Therefor you need to download the zip-file "Example1_simulated_example_data.zip
" from
https://uni-duesseldorf.sciebo.de/s/oHFl3FCArhPhHb5
and copy the content of the unzipped Folder "Example1_simulated_example_data
" (Sim_Pipeline, example1_plasmid_ids_and_pathways.txt, example1_plasmid_read_pool.fastq and example1_plasmid_stats.txt) into your Folder "Example1
". Before continuing the pipeline from step 3. "Ultraplexing:..." you need to open "example1_plasmid_ids_and_pathways.txt
" and change the absolute pathways of the simulated short-read files (contained in the folder "Sim_Pipeline
"), to the the pathways fitting your storage location.
perl simulation_pipeline.pl example1_list_of_plasmids.txt 8500 150
Important: Pathways for pbsim, pbsim qc-model and wgsim need to be replaced in the script "simulation_pipeline.pl" (line 10-12) to fit your installations, before running it.
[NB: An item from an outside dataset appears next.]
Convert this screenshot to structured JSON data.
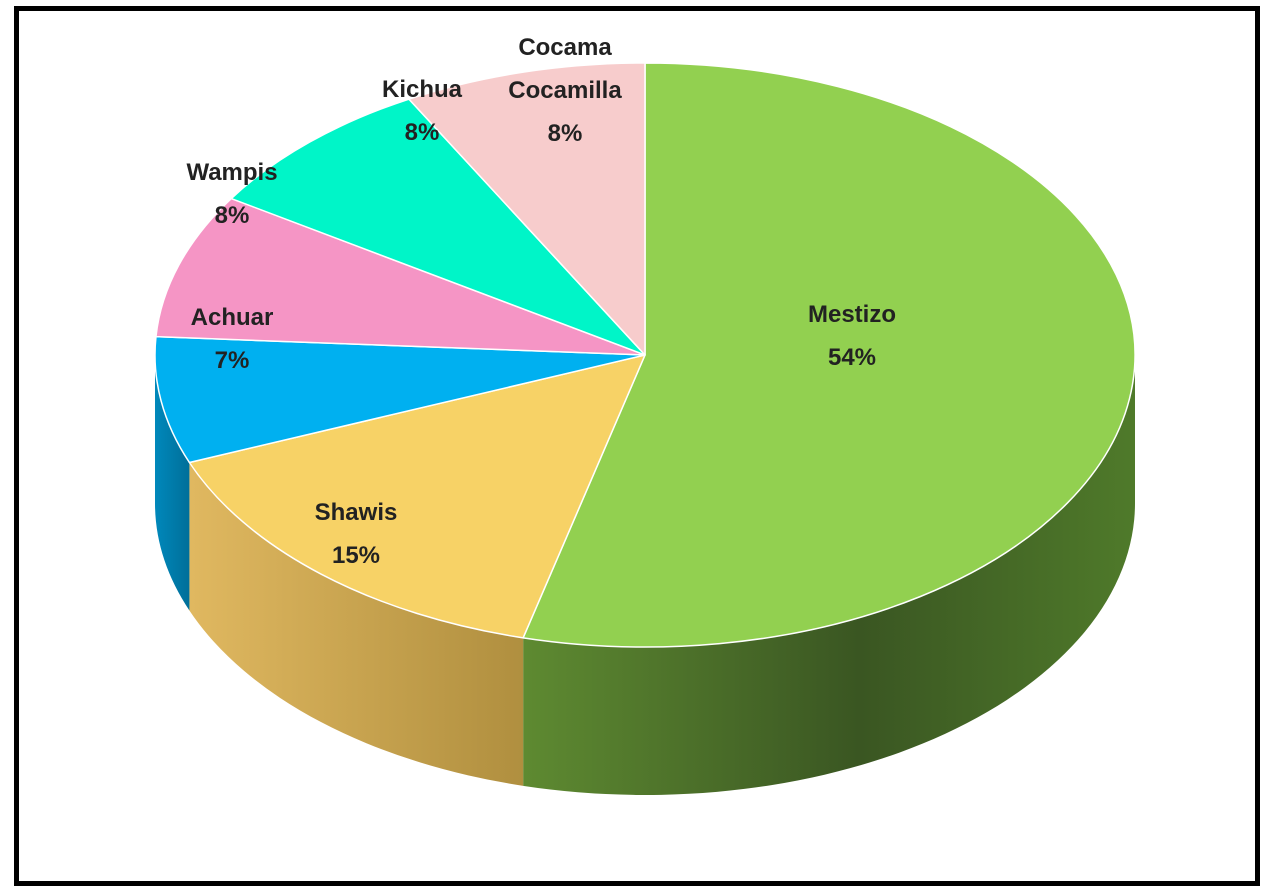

Important: Please keep these numerical parameters for the example run as they are, since the scripts are still hard-coded at the moment for this mean lengh and coverage.
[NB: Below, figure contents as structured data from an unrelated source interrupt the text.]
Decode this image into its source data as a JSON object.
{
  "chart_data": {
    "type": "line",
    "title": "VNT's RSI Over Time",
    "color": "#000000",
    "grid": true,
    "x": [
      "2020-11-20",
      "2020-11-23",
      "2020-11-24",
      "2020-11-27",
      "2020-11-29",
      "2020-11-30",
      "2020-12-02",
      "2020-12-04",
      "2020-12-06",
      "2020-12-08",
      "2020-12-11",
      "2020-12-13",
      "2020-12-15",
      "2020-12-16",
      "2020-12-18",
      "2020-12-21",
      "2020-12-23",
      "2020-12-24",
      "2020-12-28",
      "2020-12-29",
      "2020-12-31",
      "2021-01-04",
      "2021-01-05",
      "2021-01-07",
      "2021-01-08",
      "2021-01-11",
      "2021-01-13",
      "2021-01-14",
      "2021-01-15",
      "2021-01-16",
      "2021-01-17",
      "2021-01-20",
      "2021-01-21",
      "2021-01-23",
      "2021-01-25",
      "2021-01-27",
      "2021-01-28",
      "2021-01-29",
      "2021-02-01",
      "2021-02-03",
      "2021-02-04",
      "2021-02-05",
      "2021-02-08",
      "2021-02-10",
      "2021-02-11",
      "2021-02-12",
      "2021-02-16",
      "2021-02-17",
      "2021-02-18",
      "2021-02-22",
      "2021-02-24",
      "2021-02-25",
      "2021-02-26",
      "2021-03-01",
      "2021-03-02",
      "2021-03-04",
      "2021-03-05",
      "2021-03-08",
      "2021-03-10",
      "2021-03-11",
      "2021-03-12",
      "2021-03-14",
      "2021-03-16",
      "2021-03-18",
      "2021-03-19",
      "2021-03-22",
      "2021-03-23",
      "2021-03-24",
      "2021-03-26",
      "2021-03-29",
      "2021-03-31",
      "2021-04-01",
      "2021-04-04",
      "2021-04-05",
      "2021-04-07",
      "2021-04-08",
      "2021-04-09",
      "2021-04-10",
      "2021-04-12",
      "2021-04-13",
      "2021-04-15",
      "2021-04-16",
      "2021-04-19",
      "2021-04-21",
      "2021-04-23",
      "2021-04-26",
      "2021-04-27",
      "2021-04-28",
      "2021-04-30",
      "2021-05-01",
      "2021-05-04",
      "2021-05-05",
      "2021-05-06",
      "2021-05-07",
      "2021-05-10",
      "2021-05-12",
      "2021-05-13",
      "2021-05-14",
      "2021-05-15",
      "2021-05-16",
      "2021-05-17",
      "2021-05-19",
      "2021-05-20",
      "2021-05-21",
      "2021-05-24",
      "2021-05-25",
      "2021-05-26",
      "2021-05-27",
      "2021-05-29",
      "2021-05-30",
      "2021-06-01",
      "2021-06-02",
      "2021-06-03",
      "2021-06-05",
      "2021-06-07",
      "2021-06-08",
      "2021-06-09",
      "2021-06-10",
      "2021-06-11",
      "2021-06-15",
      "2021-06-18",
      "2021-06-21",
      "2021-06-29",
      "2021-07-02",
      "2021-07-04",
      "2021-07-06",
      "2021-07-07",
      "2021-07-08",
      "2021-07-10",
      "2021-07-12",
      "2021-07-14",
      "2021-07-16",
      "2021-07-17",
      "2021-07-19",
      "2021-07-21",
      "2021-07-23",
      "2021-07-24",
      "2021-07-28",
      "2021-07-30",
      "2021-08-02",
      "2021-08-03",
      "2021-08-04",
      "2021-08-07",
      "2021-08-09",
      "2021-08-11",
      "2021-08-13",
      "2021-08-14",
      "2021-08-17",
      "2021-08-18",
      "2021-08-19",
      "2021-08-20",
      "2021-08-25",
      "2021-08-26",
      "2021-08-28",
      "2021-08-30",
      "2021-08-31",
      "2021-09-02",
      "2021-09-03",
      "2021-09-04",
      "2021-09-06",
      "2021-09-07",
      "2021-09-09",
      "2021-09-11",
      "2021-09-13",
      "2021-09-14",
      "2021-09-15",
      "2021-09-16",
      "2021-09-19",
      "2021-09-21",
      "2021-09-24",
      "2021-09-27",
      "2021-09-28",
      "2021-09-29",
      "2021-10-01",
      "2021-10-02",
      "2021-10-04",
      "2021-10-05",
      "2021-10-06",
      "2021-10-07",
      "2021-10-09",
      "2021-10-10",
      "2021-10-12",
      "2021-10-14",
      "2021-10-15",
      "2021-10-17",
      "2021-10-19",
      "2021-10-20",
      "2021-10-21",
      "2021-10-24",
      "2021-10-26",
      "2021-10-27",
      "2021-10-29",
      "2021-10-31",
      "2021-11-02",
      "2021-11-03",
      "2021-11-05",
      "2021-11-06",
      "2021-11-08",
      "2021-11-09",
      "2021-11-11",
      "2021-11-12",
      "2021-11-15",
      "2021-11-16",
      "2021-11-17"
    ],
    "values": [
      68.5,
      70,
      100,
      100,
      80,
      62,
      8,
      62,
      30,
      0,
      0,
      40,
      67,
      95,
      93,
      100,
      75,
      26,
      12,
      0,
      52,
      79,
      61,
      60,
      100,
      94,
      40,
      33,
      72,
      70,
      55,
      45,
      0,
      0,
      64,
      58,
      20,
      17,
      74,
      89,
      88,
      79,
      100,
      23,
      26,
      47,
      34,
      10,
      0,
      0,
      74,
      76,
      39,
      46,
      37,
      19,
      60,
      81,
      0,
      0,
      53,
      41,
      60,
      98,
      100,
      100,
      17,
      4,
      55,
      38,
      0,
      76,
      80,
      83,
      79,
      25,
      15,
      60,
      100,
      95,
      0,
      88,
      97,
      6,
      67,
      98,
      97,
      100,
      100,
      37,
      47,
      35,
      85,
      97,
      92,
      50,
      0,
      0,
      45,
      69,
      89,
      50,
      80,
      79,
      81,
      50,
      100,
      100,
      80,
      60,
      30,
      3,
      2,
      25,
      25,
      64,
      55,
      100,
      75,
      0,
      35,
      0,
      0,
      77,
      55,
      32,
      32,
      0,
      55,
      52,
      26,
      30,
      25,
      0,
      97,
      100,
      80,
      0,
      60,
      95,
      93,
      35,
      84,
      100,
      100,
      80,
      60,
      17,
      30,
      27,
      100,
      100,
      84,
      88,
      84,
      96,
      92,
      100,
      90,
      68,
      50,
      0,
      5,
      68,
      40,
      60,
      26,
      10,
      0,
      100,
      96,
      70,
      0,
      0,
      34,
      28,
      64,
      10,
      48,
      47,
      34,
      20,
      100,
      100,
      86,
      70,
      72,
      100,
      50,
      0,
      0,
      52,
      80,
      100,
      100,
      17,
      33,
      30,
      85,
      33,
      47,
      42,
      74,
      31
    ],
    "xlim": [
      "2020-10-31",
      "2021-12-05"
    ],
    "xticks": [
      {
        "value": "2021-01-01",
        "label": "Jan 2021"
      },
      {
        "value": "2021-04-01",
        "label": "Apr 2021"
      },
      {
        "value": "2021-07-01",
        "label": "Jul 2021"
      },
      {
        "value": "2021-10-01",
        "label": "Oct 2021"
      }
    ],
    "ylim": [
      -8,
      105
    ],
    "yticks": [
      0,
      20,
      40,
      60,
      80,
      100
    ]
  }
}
perl create_pool.pl example1_list_of_plasmids.txt 3 10000000 example1_plasmid
perl UltraPlexer.pl --prefix example1_plasmid --action classify --samples_file example1_plasmid_ids_and_pathways.txt --longReads_FASTQ example1_plasmid_read_pool.fastq
perl UltraPlexer.pl --prefix example1_plasmid --action generateCallFile --samples_file example1_plasmid_ids_and_pathways.txt
perl create_kmer_based_fastq_for_simulations.pl example1_plasmid.classification_k19.called_kmers example1_plasmid_read_pool.fastq example1_plasmid
(examplary for Plasmid1
)
perl parse_calling_tbl.pl example1_plasmid.classification_k19.called_kmers
example1_plasmid.classification_k19.called_kmers Summary Correct_Reads: 1147 False_Reads: 47 Ratio_Correct_Reads: 0.960636515912898
Plasmid1 false: 4 Plasmid1 true: 394
Plasmid2 false: 16 Plasmid2 true: 382
Plasmid3 false: 27 Plasmid3 true: 371
Here you can see, that over 96% of the simulated reads were assigned correctly. The missing <4% are miss-assignments due to sequence homology, or do not really affect hybrid assemblies (as we found out in our experiments).
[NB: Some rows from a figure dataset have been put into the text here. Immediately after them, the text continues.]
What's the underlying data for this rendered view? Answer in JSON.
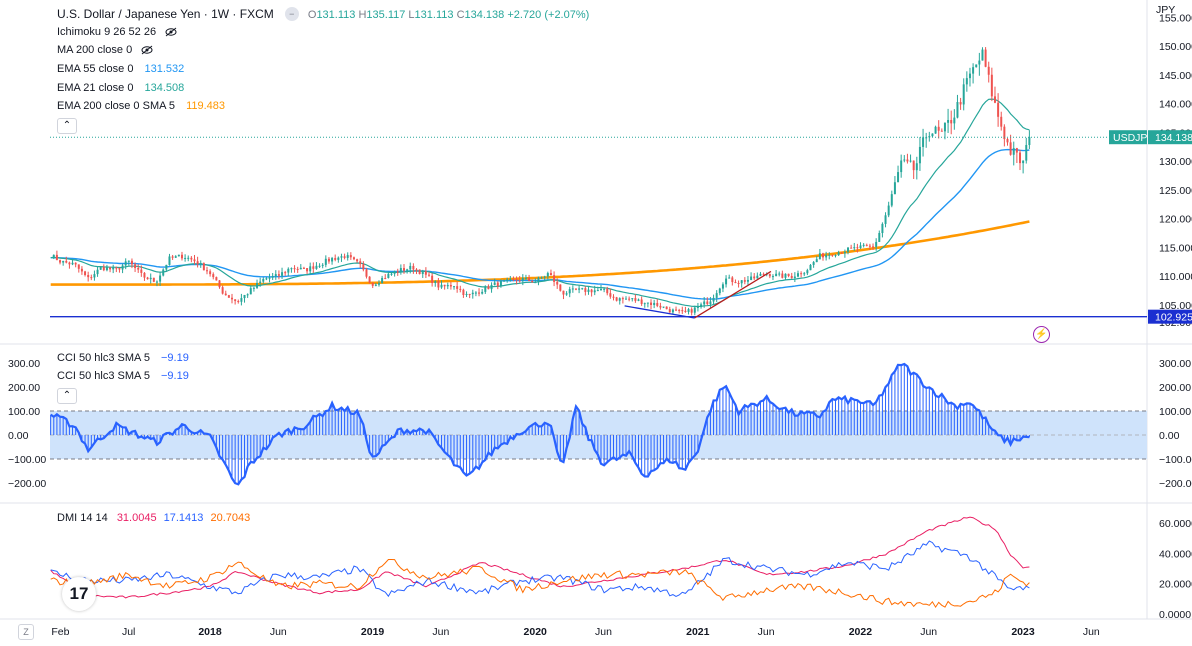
{
  "colors": {
    "up": "#26a69a",
    "down": "#ef5350",
    "ema55": "#2196f3",
    "ema21": "#26a69a",
    "ema200": "#ff9800",
    "hline": "#1a2fd1",
    "cci": "#2962ff",
    "dmi_adx": "#e91e63",
    "dmi_plus": "#2962ff",
    "dmi_minus": "#ff6d00",
    "band": "#cfe3fb",
    "lightning": "#9c27b0"
  },
  "legend": {
    "title": "U.S. Dollar / Japanese Yen · 1W · FXCM",
    "ohlc": {
      "o_label": "O",
      "o_val": "131.113",
      "h_label": "H",
      "h_val": "135.117",
      "l_label": "L",
      "l_val": "131.113",
      "c_label": "C",
      "c_val": "134.138",
      "change": "+2.720 (+2.07%)"
    },
    "ichimoku": "Ichimoku 9 26 52 26",
    "ma200": "MA 200 close 0",
    "ema55_label": "EMA 55 close 0",
    "ema55_val": "131.532",
    "ema21_label": "EMA 21 close 0",
    "ema21_val": "134.508",
    "ema200_label": "EMA 200 close 0 SMA 5",
    "ema200_val": "119.483",
    "cci1_label": "CCI 50 hlc3 SMA 5",
    "cci1_val": "−9.19",
    "cci2_label": "CCI 50 hlc3 SMA 5",
    "cci2_val": "−9.19",
    "dmi_label": "DMI 14 14",
    "dmi_adx": "31.0045",
    "dmi_plus": "17.1413",
    "dmi_minus": "20.7043"
  },
  "price_scale": {
    "currency": "JPY",
    "ticks": [
      "150.000",
      "145.000",
      "140.000",
      "135.000",
      "130.000",
      "125.000",
      "120.000",
      "115.000",
      "110.000",
      "105.000",
      "102.000"
    ],
    "partial_top": "155.000",
    "symbol_badge": "USDJPY",
    "last_price": "134.138",
    "hline_value": "102.925"
  },
  "cci_scale": {
    "ticks": [
      "300.00",
      "200.00",
      "100.00",
      "0.00",
      "−100.00",
      "−200.00"
    ]
  },
  "dmi_scale": {
    "ticks": [
      "60.0000",
      "40.0000",
      "20.0000",
      "0.0000"
    ]
  },
  "time_axis": {
    "labels": [
      "Feb",
      "Jul",
      "2018",
      "Jun",
      "2019",
      "Jun",
      "2020",
      "Jun",
      "2021",
      "Jun",
      "2022",
      "Jun",
      "2023",
      "Jun"
    ],
    "zoom_label": "Z"
  },
  "logo_text": "17",
  "chart_data": [
    {
      "type": "candlestick",
      "symbol": "USDJPY",
      "interval": "1W",
      "x_range": [
        "2017-01",
        "2023-01"
      ],
      "ylim": [
        102,
        155
      ],
      "horizontal_line": 102.925,
      "close_anchors": [
        {
          "t": "2017-01",
          "close": 114.0
        },
        {
          "t": "2017-02",
          "close": 112.5
        },
        {
          "t": "2017-03",
          "close": 112.0
        },
        {
          "t": "2017-04",
          "close": 109.5
        },
        {
          "t": "2017-05",
          "close": 111.5
        },
        {
          "t": "2017-06",
          "close": 111.0
        },
        {
          "t": "2017-07",
          "close": 112.5
        },
        {
          "t": "2017-08",
          "close": 110.0
        },
        {
          "t": "2017-09",
          "close": 109.0
        },
        {
          "t": "2017-10",
          "close": 113.0
        },
        {
          "t": "2017-11",
          "close": 113.5
        },
        {
          "t": "2017-12",
          "close": 112.5
        },
        {
          "t": "2018-01",
          "close": 110.5
        },
        {
          "t": "2018-02",
          "close": 107.0
        },
        {
          "t": "2018-03",
          "close": 105.5
        },
        {
          "t": "2018-04",
          "close": 107.5
        },
        {
          "t": "2018-05",
          "close": 109.5
        },
        {
          "t": "2018-06",
          "close": 110.0
        },
        {
          "t": "2018-07",
          "close": 111.5
        },
        {
          "t": "2018-08",
          "close": 111.0
        },
        {
          "t": "2018-09",
          "close": 112.0
        },
        {
          "t": "2018-10",
          "close": 113.0
        },
        {
          "t": "2018-11",
          "close": 113.5
        },
        {
          "t": "2018-12",
          "close": 112.0
        },
        {
          "t": "2019-01",
          "close": 108.5
        },
        {
          "t": "2019-02",
          "close": 110.0
        },
        {
          "t": "2019-03",
          "close": 111.0
        },
        {
          "t": "2019-04",
          "close": 111.5
        },
        {
          "t": "2019-05",
          "close": 110.0
        },
        {
          "t": "2019-06",
          "close": 108.0
        },
        {
          "t": "2019-07",
          "close": 108.5
        },
        {
          "t": "2019-08",
          "close": 106.5
        },
        {
          "t": "2019-09",
          "close": 107.5
        },
        {
          "t": "2019-10",
          "close": 108.5
        },
        {
          "t": "2019-11",
          "close": 109.0
        },
        {
          "t": "2019-12",
          "close": 109.5
        },
        {
          "t": "2020-01",
          "close": 109.0
        },
        {
          "t": "2020-02",
          "close": 110.5
        },
        {
          "t": "2020-03",
          "close": 107.0
        },
        {
          "t": "2020-04",
          "close": 107.5
        },
        {
          "t": "2020-05",
          "close": 107.5
        },
        {
          "t": "2020-06",
          "close": 107.5
        },
        {
          "t": "2020-07",
          "close": 106.0
        },
        {
          "t": "2020-08",
          "close": 106.0
        },
        {
          "t": "2020-09",
          "close": 105.5
        },
        {
          "t": "2020-10",
          "close": 105.0
        },
        {
          "t": "2020-11",
          "close": 104.0
        },
        {
          "t": "2020-12",
          "close": 103.5
        },
        {
          "t": "2021-01",
          "close": 104.5
        },
        {
          "t": "2021-02",
          "close": 106.0
        },
        {
          "t": "2021-03",
          "close": 109.5
        },
        {
          "t": "2021-04",
          "close": 109.0
        },
        {
          "t": "2021-05",
          "close": 109.5
        },
        {
          "t": "2021-06",
          "close": 110.5
        },
        {
          "t": "2021-07",
          "close": 110.0
        },
        {
          "t": "2021-08",
          "close": 110.0
        },
        {
          "t": "2021-09",
          "close": 111.0
        },
        {
          "t": "2021-10",
          "close": 113.5
        },
        {
          "t": "2021-11",
          "close": 114.0
        },
        {
          "t": "2021-12",
          "close": 114.5
        },
        {
          "t": "2022-01",
          "close": 115.0
        },
        {
          "t": "2022-02",
          "close": 115.0
        },
        {
          "t": "2022-03",
          "close": 121.5
        },
        {
          "t": "2022-04",
          "close": 129.5
        },
        {
          "t": "2022-05",
          "close": 128.5
        },
        {
          "t": "2022-06",
          "close": 135.5
        },
        {
          "t": "2022-07",
          "close": 134.5
        },
        {
          "t": "2022-08",
          "close": 138.5
        },
        {
          "t": "2022-09",
          "close": 144.5
        },
        {
          "t": "2022-10",
          "close": 148.5
        },
        {
          "t": "2022-11",
          "close": 139.0
        },
        {
          "t": "2022-12",
          "close": 132.0
        },
        {
          "t": "2023-01",
          "close": 129.5
        },
        {
          "t": "2023-01b",
          "close": 134.1
        }
      ],
      "ema21_end": 134.508,
      "ema55_end": 131.532,
      "ema200_end": 119.483,
      "ema200_start": 108.5,
      "last_close": 134.138
    },
    {
      "type": "area",
      "name": "CCI 50 hlc3 SMA 5",
      "ylim": [
        -230,
        330
      ],
      "bands": [
        -100,
        100
      ],
      "last_value": -9.19,
      "anchors": [
        {
          "t": "2017-01",
          "v": 90
        },
        {
          "t": "2017-03",
          "v": 40
        },
        {
          "t": "2017-04",
          "v": -60
        },
        {
          "t": "2017-06",
          "v": 40
        },
        {
          "t": "2017-09",
          "v": -30
        },
        {
          "t": "2017-11",
          "v": 40
        },
        {
          "t": "2018-01",
          "v": -10
        },
        {
          "t": "2018-03",
          "v": -220
        },
        {
          "t": "2018-04",
          "v": -120
        },
        {
          "t": "2018-06",
          "v": 0
        },
        {
          "t": "2018-08",
          "v": 40
        },
        {
          "t": "2018-10",
          "v": 120
        },
        {
          "t": "2018-12",
          "v": 90
        },
        {
          "t": "2019-01",
          "v": -100
        },
        {
          "t": "2019-03",
          "v": 20
        },
        {
          "t": "2019-05",
          "v": 20
        },
        {
          "t": "2019-07",
          "v": -120
        },
        {
          "t": "2019-08",
          "v": -180
        },
        {
          "t": "2019-10",
          "v": -60
        },
        {
          "t": "2019-12",
          "v": 20
        },
        {
          "t": "2020-02",
          "v": 60
        },
        {
          "t": "2020-03",
          "v": -150
        },
        {
          "t": "2020-04",
          "v": 120
        },
        {
          "t": "2020-05",
          "v": -20
        },
        {
          "t": "2020-06",
          "v": -120
        },
        {
          "t": "2020-08",
          "v": -80
        },
        {
          "t": "2020-09",
          "v": -170
        },
        {
          "t": "2020-11",
          "v": -100
        },
        {
          "t": "2020-12",
          "v": -150
        },
        {
          "t": "2021-01",
          "v": -60
        },
        {
          "t": "2021-02",
          "v": 120
        },
        {
          "t": "2021-03",
          "v": 210
        },
        {
          "t": "2021-04",
          "v": 100
        },
        {
          "t": "2021-06",
          "v": 150
        },
        {
          "t": "2021-08",
          "v": 90
        },
        {
          "t": "2021-10",
          "v": 80
        },
        {
          "t": "2021-11",
          "v": 150
        },
        {
          "t": "2022-01",
          "v": 140
        },
        {
          "t": "2022-02",
          "v": 120
        },
        {
          "t": "2022-04",
          "v": 300
        },
        {
          "t": "2022-06",
          "v": 200
        },
        {
          "t": "2022-08",
          "v": 120
        },
        {
          "t": "2022-09",
          "v": 140
        },
        {
          "t": "2022-10",
          "v": 80
        },
        {
          "t": "2022-11",
          "v": 0
        },
        {
          "t": "2022-12",
          "v": -30
        },
        {
          "t": "2023-01",
          "v": -9.19
        }
      ]
    },
    {
      "type": "line",
      "name": "DMI 14 14",
      "ylim": [
        0,
        67
      ],
      "series": [
        {
          "name": "ADX",
          "last": 31.0045,
          "anchors": [
            {
              "t": "2017-01",
              "v": 30
            },
            {
              "t": "2017-04",
              "v": 12
            },
            {
              "t": "2017-07",
              "v": 11
            },
            {
              "t": "2017-10",
              "v": 14
            },
            {
              "t": "2018-01",
              "v": 18
            },
            {
              "t": "2018-03",
              "v": 28
            },
            {
              "t": "2018-06",
              "v": 20
            },
            {
              "t": "2018-09",
              "v": 14
            },
            {
              "t": "2018-12",
              "v": 16
            },
            {
              "t": "2019-02",
              "v": 28
            },
            {
              "t": "2019-05",
              "v": 18
            },
            {
              "t": "2019-09",
              "v": 34
            },
            {
              "t": "2019-12",
              "v": 26
            },
            {
              "t": "2020-03",
              "v": 18
            },
            {
              "t": "2020-06",
              "v": 22
            },
            {
              "t": "2020-09",
              "v": 26
            },
            {
              "t": "2020-12",
              "v": 30
            },
            {
              "t": "2021-03",
              "v": 36
            },
            {
              "t": "2021-06",
              "v": 26
            },
            {
              "t": "2021-09",
              "v": 28
            },
            {
              "t": "2021-12",
              "v": 32
            },
            {
              "t": "2022-03",
              "v": 40
            },
            {
              "t": "2022-06",
              "v": 55
            },
            {
              "t": "2022-09",
              "v": 64
            },
            {
              "t": "2022-11",
              "v": 56
            },
            {
              "t": "2022-12",
              "v": 40
            },
            {
              "t": "2023-01",
              "v": 31
            }
          ]
        },
        {
          "name": "+DI",
          "last": 17.1413,
          "anchors": [
            {
              "t": "2017-01",
              "v": 28
            },
            {
              "t": "2017-04",
              "v": 22
            },
            {
              "t": "2017-07",
              "v": 22
            },
            {
              "t": "2017-10",
              "v": 26
            },
            {
              "t": "2018-01",
              "v": 18
            },
            {
              "t": "2018-03",
              "v": 14
            },
            {
              "t": "2018-06",
              "v": 26
            },
            {
              "t": "2018-09",
              "v": 24
            },
            {
              "t": "2018-12",
              "v": 30
            },
            {
              "t": "2019-02",
              "v": 12
            },
            {
              "t": "2019-05",
              "v": 22
            },
            {
              "t": "2019-09",
              "v": 14
            },
            {
              "t": "2019-12",
              "v": 22
            },
            {
              "t": "2020-03",
              "v": 24
            },
            {
              "t": "2020-06",
              "v": 16
            },
            {
              "t": "2020-09",
              "v": 18
            },
            {
              "t": "2020-12",
              "v": 12
            },
            {
              "t": "2021-03",
              "v": 36
            },
            {
              "t": "2021-06",
              "v": 30
            },
            {
              "t": "2021-09",
              "v": 26
            },
            {
              "t": "2021-12",
              "v": 34
            },
            {
              "t": "2022-03",
              "v": 30
            },
            {
              "t": "2022-06",
              "v": 46
            },
            {
              "t": "2022-09",
              "v": 38
            },
            {
              "t": "2022-11",
              "v": 24
            },
            {
              "t": "2022-12",
              "v": 16
            },
            {
              "t": "2023-01",
              "v": 17
            }
          ]
        },
        {
          "name": "-DI",
          "last": 20.7043,
          "anchors": [
            {
              "t": "2017-01",
              "v": 22
            },
            {
              "t": "2017-04",
              "v": 20
            },
            {
              "t": "2017-07",
              "v": 26
            },
            {
              "t": "2017-10",
              "v": 18
            },
            {
              "t": "2018-01",
              "v": 24
            },
            {
              "t": "2018-03",
              "v": 34
            },
            {
              "t": "2018-06",
              "v": 18
            },
            {
              "t": "2018-09",
              "v": 20
            },
            {
              "t": "2018-12",
              "v": 18
            },
            {
              "t": "2019-02",
              "v": 36
            },
            {
              "t": "2019-05",
              "v": 24
            },
            {
              "t": "2019-09",
              "v": 30
            },
            {
              "t": "2019-12",
              "v": 16
            },
            {
              "t": "2020-03",
              "v": 22
            },
            {
              "t": "2020-06",
              "v": 26
            },
            {
              "t": "2020-09",
              "v": 26
            },
            {
              "t": "2020-12",
              "v": 28
            },
            {
              "t": "2021-03",
              "v": 10
            },
            {
              "t": "2021-06",
              "v": 16
            },
            {
              "t": "2021-09",
              "v": 18
            },
            {
              "t": "2021-12",
              "v": 14
            },
            {
              "t": "2022-03",
              "v": 8
            },
            {
              "t": "2022-06",
              "v": 6
            },
            {
              "t": "2022-09",
              "v": 8
            },
            {
              "t": "2022-11",
              "v": 14
            },
            {
              "t": "2022-12",
              "v": 26
            },
            {
              "t": "2023-01",
              "v": 21
            }
          ]
        }
      ]
    }
  ]
}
(examplary for predicted reads for Plasmid1
)
/gpfs/project/dilthey/software/Unicycler/unicycler-runner.py --spades_path /software/SPAdes/3.11.1/ivybridge/bin/spades.py --racon_path /gpfs/project/dilthey/software/racon/bin/racon --pilon_path /software/pilon/1.22/pilon-1.22.jar -t 2 -1 Sim_Pipeline/Plasmid1_l8500_c150/Plasmid1_l8500_c150-filtered_R1.fastq -2 Sim_Pipeline/Plasmid1_l8500_c150/Plasmid1_l8500_c150-filtered_R2.fastq -l example1_plasmid-Plasmid1-predicted_reads.fastq -o example1_plasmid-Plasmid1-predicted_reads_unicycler
Important: Pathways for unicycler, spades, racon and pilon need to be replaced to fit your installations.
(examplary for Plasmid1
)
1.
nucmer -p Plasmid1 example1_plasmid-Plasmid1-predicted_reads_unicycler/assembly.fasta example1_plasmid-Plasmid1-true_reads_unicycler/assembly.fasta
2.
mummerplot2 Plasmid1.delta --png -p Plasmid1
1.
1.
If you take a look at the produced graphics, you will see, that the assemblies of the predicted reads align perfectly to the assemblies of the true reads.